Into this milieu walks Robert Laing (Tom Hiddleston), a charming but withdrawn doctor who takes an apartment on one of the middle floors of the titular upscale housing project. Initially he makes acquaintances among the residents of surrounding floors, who roughly fall into his own middle class bracket. Then he is summoned like a fresh prison inmate to meet the building's architect, Anthony Royal (Jeremy Irons), a millionaire who resides on the building's top floor, above similarly affluent residents on the higher floors. Laing finds himself caught in the middle of a burgeoning class war as tensions rise like an express elevator throughout the building.
Wheatley and screenwriter Amy Jump do a fine job of establishing and introducing us to this world in the opening act, but once the narrative concrete has set, they promptly demolish their film in tandem with their protagonists' destruction of the building. There's little to no escalation of tension among the residents, and the inciting incident that prompts the violent class civil war inside the building's walls - middle class kids denied use of a swimming pool by partying toffs - is bizarrely never shown, merely referred to in a line of dialogue. As such, when all hell breaks loose it seems to come out of nowhere.

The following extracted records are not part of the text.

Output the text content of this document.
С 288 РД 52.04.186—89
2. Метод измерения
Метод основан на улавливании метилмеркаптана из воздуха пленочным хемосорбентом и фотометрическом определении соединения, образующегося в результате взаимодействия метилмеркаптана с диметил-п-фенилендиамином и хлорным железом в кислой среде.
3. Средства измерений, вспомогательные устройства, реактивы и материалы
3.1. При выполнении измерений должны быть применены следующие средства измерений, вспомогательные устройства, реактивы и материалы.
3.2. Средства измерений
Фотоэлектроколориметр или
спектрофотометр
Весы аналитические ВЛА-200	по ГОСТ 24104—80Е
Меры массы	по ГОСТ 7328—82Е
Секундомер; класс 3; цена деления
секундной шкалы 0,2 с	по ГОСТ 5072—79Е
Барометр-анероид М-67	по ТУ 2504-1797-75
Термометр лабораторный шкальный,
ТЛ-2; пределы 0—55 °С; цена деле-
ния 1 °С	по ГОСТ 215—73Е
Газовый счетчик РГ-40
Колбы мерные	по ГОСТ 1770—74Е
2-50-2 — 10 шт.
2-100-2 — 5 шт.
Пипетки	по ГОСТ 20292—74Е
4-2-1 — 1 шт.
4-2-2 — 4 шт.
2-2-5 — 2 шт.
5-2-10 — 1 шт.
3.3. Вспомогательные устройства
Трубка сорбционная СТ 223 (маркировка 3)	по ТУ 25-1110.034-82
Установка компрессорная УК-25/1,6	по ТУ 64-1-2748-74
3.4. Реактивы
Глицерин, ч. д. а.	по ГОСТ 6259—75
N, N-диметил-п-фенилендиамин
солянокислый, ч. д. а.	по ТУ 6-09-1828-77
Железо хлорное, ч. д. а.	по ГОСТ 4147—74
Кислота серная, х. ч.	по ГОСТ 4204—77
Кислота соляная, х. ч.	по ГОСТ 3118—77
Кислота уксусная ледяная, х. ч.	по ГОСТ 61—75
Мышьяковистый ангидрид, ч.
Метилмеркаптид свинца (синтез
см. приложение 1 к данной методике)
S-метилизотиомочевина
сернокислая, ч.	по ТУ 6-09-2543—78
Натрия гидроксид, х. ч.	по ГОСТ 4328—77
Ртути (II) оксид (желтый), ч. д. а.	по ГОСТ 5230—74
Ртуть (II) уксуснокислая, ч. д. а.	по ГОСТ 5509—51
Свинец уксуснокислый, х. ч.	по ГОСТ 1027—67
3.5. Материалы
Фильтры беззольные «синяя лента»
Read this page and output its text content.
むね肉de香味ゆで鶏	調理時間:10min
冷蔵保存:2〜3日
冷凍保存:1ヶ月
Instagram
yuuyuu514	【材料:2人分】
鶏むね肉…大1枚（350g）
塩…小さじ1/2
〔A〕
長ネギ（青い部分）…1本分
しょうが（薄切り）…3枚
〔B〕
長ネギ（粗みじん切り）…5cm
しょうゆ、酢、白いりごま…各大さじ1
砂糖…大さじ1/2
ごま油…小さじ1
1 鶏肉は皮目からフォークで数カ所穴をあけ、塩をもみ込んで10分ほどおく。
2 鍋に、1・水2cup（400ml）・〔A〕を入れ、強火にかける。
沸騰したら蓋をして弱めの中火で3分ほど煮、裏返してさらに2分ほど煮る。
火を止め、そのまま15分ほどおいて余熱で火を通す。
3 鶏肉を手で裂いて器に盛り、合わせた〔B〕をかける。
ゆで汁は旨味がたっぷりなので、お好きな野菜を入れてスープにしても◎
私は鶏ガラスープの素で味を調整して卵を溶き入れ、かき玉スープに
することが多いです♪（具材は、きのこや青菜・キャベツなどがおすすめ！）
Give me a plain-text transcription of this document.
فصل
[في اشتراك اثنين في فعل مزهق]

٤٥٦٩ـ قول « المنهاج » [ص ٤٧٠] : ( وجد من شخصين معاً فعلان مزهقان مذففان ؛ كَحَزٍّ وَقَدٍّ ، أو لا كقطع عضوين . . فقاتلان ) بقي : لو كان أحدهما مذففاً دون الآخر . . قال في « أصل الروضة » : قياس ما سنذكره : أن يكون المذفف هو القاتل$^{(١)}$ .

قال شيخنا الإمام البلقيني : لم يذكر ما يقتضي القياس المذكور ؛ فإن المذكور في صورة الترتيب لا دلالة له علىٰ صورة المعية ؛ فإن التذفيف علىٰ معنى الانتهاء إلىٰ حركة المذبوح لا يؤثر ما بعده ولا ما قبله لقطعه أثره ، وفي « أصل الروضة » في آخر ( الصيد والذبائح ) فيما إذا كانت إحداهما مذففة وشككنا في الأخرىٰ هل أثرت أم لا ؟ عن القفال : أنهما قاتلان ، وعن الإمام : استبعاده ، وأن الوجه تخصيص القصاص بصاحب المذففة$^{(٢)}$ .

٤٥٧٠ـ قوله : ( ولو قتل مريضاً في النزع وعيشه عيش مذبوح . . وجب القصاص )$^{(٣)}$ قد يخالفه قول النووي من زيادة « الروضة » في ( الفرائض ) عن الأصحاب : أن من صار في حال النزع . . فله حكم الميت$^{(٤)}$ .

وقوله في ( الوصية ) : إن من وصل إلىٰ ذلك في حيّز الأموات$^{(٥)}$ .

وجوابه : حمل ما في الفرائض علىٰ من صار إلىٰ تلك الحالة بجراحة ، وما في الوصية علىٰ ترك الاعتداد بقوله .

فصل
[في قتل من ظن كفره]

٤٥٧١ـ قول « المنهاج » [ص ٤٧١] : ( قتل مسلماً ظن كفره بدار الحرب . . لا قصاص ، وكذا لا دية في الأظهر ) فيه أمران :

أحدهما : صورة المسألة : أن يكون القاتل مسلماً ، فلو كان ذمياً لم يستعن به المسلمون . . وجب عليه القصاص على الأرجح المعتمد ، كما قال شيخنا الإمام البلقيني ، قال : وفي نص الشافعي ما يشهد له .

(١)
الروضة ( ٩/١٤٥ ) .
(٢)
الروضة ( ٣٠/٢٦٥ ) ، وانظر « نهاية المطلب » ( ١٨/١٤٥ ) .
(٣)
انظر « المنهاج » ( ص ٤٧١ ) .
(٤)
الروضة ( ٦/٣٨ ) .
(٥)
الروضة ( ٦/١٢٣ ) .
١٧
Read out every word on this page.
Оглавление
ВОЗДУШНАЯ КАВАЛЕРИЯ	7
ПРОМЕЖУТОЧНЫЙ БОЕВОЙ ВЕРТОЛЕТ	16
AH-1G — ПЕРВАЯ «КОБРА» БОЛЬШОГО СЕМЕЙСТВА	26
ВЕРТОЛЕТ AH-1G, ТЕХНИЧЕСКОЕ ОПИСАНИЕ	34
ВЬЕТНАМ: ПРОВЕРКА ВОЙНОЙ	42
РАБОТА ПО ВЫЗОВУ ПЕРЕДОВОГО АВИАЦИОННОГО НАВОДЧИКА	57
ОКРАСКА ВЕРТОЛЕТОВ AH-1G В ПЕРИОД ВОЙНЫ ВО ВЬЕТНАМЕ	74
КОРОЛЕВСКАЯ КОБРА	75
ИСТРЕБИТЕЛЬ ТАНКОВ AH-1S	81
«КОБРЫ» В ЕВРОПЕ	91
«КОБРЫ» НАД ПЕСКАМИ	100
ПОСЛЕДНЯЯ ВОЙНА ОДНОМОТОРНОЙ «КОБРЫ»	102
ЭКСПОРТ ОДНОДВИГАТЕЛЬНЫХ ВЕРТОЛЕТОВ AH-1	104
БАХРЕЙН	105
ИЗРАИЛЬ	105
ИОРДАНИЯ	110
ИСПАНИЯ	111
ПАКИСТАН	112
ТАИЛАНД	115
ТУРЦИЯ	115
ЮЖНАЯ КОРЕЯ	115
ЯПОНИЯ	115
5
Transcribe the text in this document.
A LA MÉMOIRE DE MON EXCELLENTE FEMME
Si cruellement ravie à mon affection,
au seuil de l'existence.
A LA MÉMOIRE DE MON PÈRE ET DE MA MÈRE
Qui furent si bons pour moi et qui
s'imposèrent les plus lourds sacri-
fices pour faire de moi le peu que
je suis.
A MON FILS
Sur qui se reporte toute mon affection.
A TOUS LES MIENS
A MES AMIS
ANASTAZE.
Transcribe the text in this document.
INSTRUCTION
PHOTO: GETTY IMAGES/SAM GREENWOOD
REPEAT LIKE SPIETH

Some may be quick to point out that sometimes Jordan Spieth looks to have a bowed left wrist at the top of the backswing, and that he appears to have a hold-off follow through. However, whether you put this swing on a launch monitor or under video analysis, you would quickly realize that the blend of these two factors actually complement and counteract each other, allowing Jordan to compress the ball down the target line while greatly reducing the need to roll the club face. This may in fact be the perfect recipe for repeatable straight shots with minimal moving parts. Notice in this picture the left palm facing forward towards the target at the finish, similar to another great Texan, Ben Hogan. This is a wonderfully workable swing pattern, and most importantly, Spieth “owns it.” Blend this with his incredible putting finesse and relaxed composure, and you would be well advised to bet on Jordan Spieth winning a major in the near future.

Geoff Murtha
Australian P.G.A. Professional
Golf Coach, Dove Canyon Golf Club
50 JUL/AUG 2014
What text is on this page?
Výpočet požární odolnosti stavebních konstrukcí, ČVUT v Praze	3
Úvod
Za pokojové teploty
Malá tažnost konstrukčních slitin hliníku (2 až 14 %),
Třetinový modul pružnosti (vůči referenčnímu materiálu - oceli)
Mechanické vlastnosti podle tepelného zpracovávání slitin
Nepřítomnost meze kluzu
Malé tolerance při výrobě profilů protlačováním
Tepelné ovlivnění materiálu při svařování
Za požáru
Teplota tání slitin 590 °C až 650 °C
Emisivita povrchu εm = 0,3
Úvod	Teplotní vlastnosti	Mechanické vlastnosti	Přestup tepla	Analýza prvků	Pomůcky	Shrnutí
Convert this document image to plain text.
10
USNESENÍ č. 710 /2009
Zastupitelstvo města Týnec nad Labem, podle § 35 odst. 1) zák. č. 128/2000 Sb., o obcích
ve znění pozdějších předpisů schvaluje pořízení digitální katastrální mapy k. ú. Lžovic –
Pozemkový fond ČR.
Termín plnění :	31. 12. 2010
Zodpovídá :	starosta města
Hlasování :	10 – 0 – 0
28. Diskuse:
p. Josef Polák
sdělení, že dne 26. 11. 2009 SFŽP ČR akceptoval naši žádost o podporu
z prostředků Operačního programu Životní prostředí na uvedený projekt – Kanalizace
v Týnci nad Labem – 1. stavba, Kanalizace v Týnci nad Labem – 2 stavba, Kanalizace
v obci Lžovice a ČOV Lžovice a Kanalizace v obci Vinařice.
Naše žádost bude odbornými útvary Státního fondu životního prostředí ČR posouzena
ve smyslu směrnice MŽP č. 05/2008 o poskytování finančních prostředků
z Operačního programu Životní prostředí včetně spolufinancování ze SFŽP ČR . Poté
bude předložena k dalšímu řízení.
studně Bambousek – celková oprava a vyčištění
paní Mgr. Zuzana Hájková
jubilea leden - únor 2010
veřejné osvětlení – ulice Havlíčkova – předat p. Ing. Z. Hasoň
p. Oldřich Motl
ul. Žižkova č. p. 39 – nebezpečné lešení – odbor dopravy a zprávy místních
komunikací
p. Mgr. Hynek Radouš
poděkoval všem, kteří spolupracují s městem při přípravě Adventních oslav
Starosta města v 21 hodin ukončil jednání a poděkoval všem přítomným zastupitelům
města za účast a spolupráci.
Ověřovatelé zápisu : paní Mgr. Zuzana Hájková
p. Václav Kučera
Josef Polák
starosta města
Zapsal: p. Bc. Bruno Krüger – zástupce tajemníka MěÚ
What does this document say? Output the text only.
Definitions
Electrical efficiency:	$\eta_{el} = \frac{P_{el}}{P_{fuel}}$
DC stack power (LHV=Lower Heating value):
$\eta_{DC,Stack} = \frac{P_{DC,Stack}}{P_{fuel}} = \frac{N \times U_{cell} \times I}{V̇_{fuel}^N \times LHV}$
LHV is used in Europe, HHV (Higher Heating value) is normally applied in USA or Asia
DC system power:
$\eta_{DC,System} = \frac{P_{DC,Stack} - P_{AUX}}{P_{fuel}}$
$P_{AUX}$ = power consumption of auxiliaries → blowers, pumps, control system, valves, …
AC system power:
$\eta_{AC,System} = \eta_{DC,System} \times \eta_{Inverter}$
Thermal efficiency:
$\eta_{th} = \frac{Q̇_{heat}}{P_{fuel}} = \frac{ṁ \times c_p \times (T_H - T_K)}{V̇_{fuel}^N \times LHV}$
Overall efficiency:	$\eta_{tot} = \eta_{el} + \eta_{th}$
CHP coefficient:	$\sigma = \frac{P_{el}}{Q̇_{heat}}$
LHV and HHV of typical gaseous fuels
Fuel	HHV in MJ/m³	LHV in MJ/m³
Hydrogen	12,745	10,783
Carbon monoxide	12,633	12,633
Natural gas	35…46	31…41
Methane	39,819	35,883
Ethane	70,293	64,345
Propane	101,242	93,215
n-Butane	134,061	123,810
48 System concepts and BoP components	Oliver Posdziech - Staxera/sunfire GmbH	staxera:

For most of the film's second half, Wheatley layers on montage after montage of wanton destruction, like an 'edgy' director filming an Ikea commercial in which people splash paint around a lot, rarely settling down to explore any of this in depth. But maybe that's the point, and there simply is no depth to this story at this point. Ballard's novel was contemporaneously followed by movies like Cronenberg's Shivers and Romero's Dawn of the Dead, which hold up today as vastly superior explorations of consumerist dehumanisation than Wheatley's film, which ultimately is just another slice of soulless cinematic nostalgia.